By Al Link on January 2nd, 2009 at 11:25 am

Hello Laura,

We really appreciate your generous mention of our teaching about Tantra.

I would like to make one point that is quite important. You use the terms orgasm and ejaculation to mean the same thing for a man. In fact these are two distinctly different physiological responses of the male body.

Our recommendation for men is to experiment with delaying ejaculation. This certainly does not mean there is any need to give up having orgasms. In fact when a man learns to effectively delay ejaculation, he can have multiple orgasms.

This is an extremely healthy practice that has been used for thousands of years in both Tantric and Taoist sacred sexuality. By accumulating the energy that is otherwise lost in an ejaculation, over a period of days, weeks or even months, the man gains access to a reservoir of energy that can be used for healing (there is in fact a tremendous boost to the entire immune system from doing this), for endurance performance (men gain a serious competitive advantage, e.g., in sports) and for creativity, decision making, problem solving, etc.

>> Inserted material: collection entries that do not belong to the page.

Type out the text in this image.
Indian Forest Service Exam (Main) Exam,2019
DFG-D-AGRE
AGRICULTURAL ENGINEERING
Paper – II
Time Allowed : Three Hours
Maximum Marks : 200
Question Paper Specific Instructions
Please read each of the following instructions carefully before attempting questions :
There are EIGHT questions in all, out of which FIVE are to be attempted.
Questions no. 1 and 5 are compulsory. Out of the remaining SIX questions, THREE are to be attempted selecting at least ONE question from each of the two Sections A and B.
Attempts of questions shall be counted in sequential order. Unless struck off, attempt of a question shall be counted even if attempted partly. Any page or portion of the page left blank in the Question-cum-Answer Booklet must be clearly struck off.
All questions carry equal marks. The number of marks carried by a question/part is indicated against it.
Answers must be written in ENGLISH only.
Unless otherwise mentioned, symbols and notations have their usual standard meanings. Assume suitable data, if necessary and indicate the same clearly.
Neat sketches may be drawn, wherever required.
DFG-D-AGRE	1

Learning to separate ejaculation and orgasm is not impossibly difficult to do. A man must simply learn to do 2 things. First, stay completely relaxed throughout his entire body, regardless of how sexually aroused he becomes. Second, effectively move the hot sexual energy up through his body, away from his prostate. If the lovemaking has gone on long enough (typically a period of hours rather than minutes – hence the importance of learning to delay ejaculation), if the man is not going too fast, and if he is alert to what is happening inside his body, then at some point he will have an orgasm without ejaculating.

One other point about prostate health. One of the most important and effective practices for protecting the prostate and promoting its optimal health, is to do an internal prostate massage.

Al Link and Pala Copeland
4 Freedoms Relationship Tantra

By Shiny on April 19th, 2009 at 10:27 pm

I am a 23 year old guy and my girlfriend of four years and I are soon going to practice tantric sex to reconnect with one another and rekindle our seemingly lost love for one another.

I am looking really forward to the benefits it can bring our relationship.

It is good to see an essay with a different viewpoint but, but I am an athiest too and my understanding of tantric sex is that the ’spiritual’ side of it is just simple meditation, such as breathing in harmony, rather than a strict ritual.

Pretty simple. The rest is common sense.